Wie Bürokratie den Umweltschutz für Betriebe erschwert Klimaschutz mit Hindernissen

Die neue Industriehalle von Harema bietet nicht nur 1 000 zusätzliche Palettenstellplätze. Obendrein produziert die Photovoltaikanlage auf dem Dach 75 Prozent des Strombedarfs der Firmenzentrale. Foto: pelka

Jügesheim – Das heute unter Beteiligung der dritten Generation geführte Familienunternehmen Harema wollte auf dem Kurs zu mehr Nachhaltigkeit und zum CO2-neutralen Betrieb etwas für den Klimaschutz tun.
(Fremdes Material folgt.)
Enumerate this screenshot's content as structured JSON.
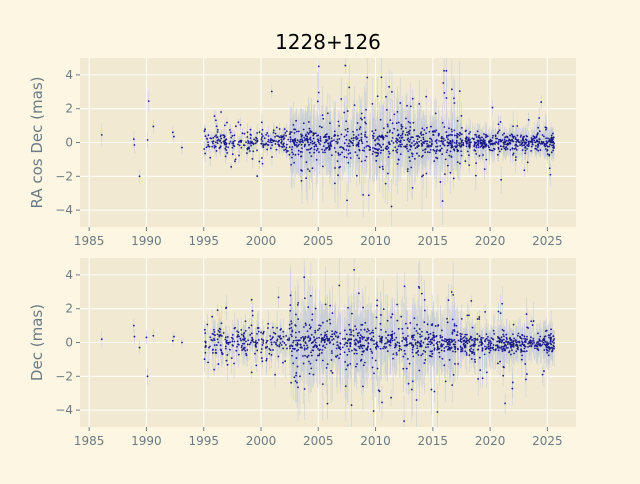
{
  "figure": {
    "title": "1228+126",
    "background": "#fdf6e3",
    "axes_background": "#f1e9d2",
    "grid_color": "#ffffff",
    "tick_color": "#6b7b83",
    "point_color": "#1a1a8c",
    "errorbar_color": "#c4cbd8"
  },
  "chart_data": [
    {
      "type": "scatter",
      "title": "1228+126",
      "xlabel": "",
      "ylabel": "RA cos Dec (mas)",
      "xlim": [
        1984.2,
        2027.5
      ],
      "ylim": [
        -5,
        5
      ],
      "xticks": [
        1985,
        1990,
        1995,
        2000,
        2005,
        2010,
        2015,
        2020,
        2025
      ],
      "yticks": [
        -4,
        -2,
        0,
        2,
        4
      ],
      "grid": true,
      "error_bars": true,
      "sparse_points": [
        {
          "x": 1986.1,
          "y": 0.45,
          "err": 0.7
        },
        {
          "x": 1988.9,
          "y": 0.2,
          "err": 0.5
        },
        {
          "x": 1988.95,
          "y": -0.15,
          "err": 0.5
        },
        {
          "x": 1989.4,
          "y": -2.0,
          "err": 0.4
        },
        {
          "x": 1990.1,
          "y": 0.15,
          "err": 0.5
        },
        {
          "x": 1990.2,
          "y": 2.45,
          "err": 0.6
        },
        {
          "x": 1990.6,
          "y": 0.95,
          "err": 0.4
        },
        {
          "x": 1992.3,
          "y": 0.6,
          "err": 0.4
        },
        {
          "x": 1992.4,
          "y": 0.35,
          "err": 0.4
        },
        {
          "x": 1993.1,
          "y": -0.3,
          "err": 0.4
        }
      ],
      "dense_segments": [
        {
          "x0": 1995.0,
          "x1": 2002.5,
          "n": 240,
          "mean": 0.05,
          "scatter": 0.35,
          "outlier_rate": 0.12,
          "outlier_scatter": 1.0,
          "err": 0.4
        },
        {
          "x0": 2002.5,
          "x1": 2014.5,
          "n": 560,
          "mean": 0.0,
          "scatter": 0.4,
          "outlier_rate": 0.3,
          "outlier_scatter": 1.7,
          "err": 1.4
        },
        {
          "x0": 2014.5,
          "x1": 2017.5,
          "n": 160,
          "mean": 0.0,
          "scatter": 0.35,
          "outlier_rate": 0.25,
          "outlier_scatter": 1.6,
          "err": 1.2
        },
        {
          "x0": 2017.5,
          "x1": 2025.6,
          "n": 420,
          "mean": 0.0,
          "scatter": 0.25,
          "outlier_rate": 0.12,
          "outlier_scatter": 1.1,
          "err": 0.6
        }
      ],
      "seed": 17
    },
    {
      "type": "scatter",
      "title": "",
      "xlabel": "",
      "ylabel": "Dec (mas)",
      "xlim": [
        1984.2,
        2027.5
      ],
      "ylim": [
        -5,
        5
      ],
      "xticks": [
        1985,
        1990,
        1995,
        2000,
        2005,
        2010,
        2015,
        2020,
        2025
      ],
      "yticks": [
        -4,
        -2,
        0,
        2,
        4
      ],
      "grid": true,
      "error_bars": true,
      "sparse_points": [
        {
          "x": 1986.1,
          "y": 0.2,
          "err": 0.5
        },
        {
          "x": 1988.9,
          "y": 1.0,
          "err": 0.4
        },
        {
          "x": 1988.95,
          "y": 0.35,
          "err": 0.4
        },
        {
          "x": 1989.4,
          "y": -0.3,
          "err": 0.4
        },
        {
          "x": 1990.0,
          "y": 0.3,
          "err": 0.4
        },
        {
          "x": 1990.1,
          "y": -2.0,
          "err": 0.5
        },
        {
          "x": 1990.6,
          "y": 0.4,
          "err": 0.4
        },
        {
          "x": 1992.3,
          "y": 0.1,
          "err": 0.3
        },
        {
          "x": 1992.4,
          "y": 0.35,
          "err": 0.3
        },
        {
          "x": 1993.1,
          "y": 0.0,
          "err": 0.3
        }
      ],
      "dense_segments": [
        {
          "x0": 1995.0,
          "x1": 2002.5,
          "n": 240,
          "mean": 0.1,
          "scatter": 0.45,
          "outlier_rate": 0.18,
          "outlier_scatter": 1.2,
          "err": 0.7
        },
        {
          "x0": 2002.5,
          "x1": 2014.5,
          "n": 560,
          "mean": 0.0,
          "scatter": 0.45,
          "outlier_rate": 0.32,
          "outlier_scatter": 1.8,
          "err": 1.6
        },
        {
          "x0": 2014.5,
          "x1": 2017.5,
          "n": 160,
          "mean": 0.0,
          "scatter": 0.35,
          "outlier_rate": 0.25,
          "outlier_scatter": 1.6,
          "err": 1.3
        },
        {
          "x0": 2017.5,
          "x1": 2025.6,
          "n": 420,
          "mean": -0.05,
          "scatter": 0.3,
          "outlier_rate": 0.15,
          "outlier_scatter": 1.2,
          "err": 0.8
        }
      ],
      "seed": 41
    }
  ]
}
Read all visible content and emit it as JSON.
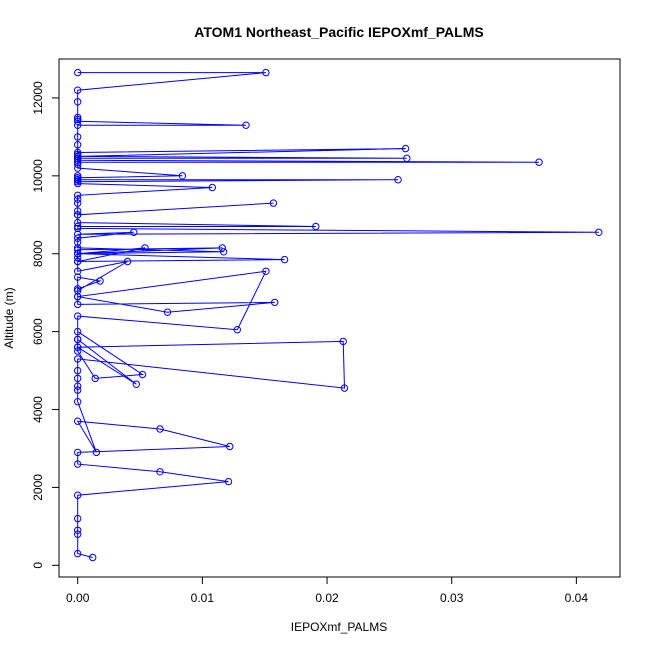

Doch das erwies sich als schwerer als vermutet.

Stefan Hammel, Chef des auf effiziente Systeme und saubere Lösungen in der professionellen Gebäudereinigung spezialisierten Betriebs, entschied sich nach Auslotung verschiedener Möglichkeiten für eine Photovoltaikanlage mit einer Jahresleistung von 100 000 Kilowattstunden Strom auf der gerade neu errichteten Industriehalle für 1000 zusätzliche Palettenstellplätze an der Maria-Goeppert-Mayer-Straße 2.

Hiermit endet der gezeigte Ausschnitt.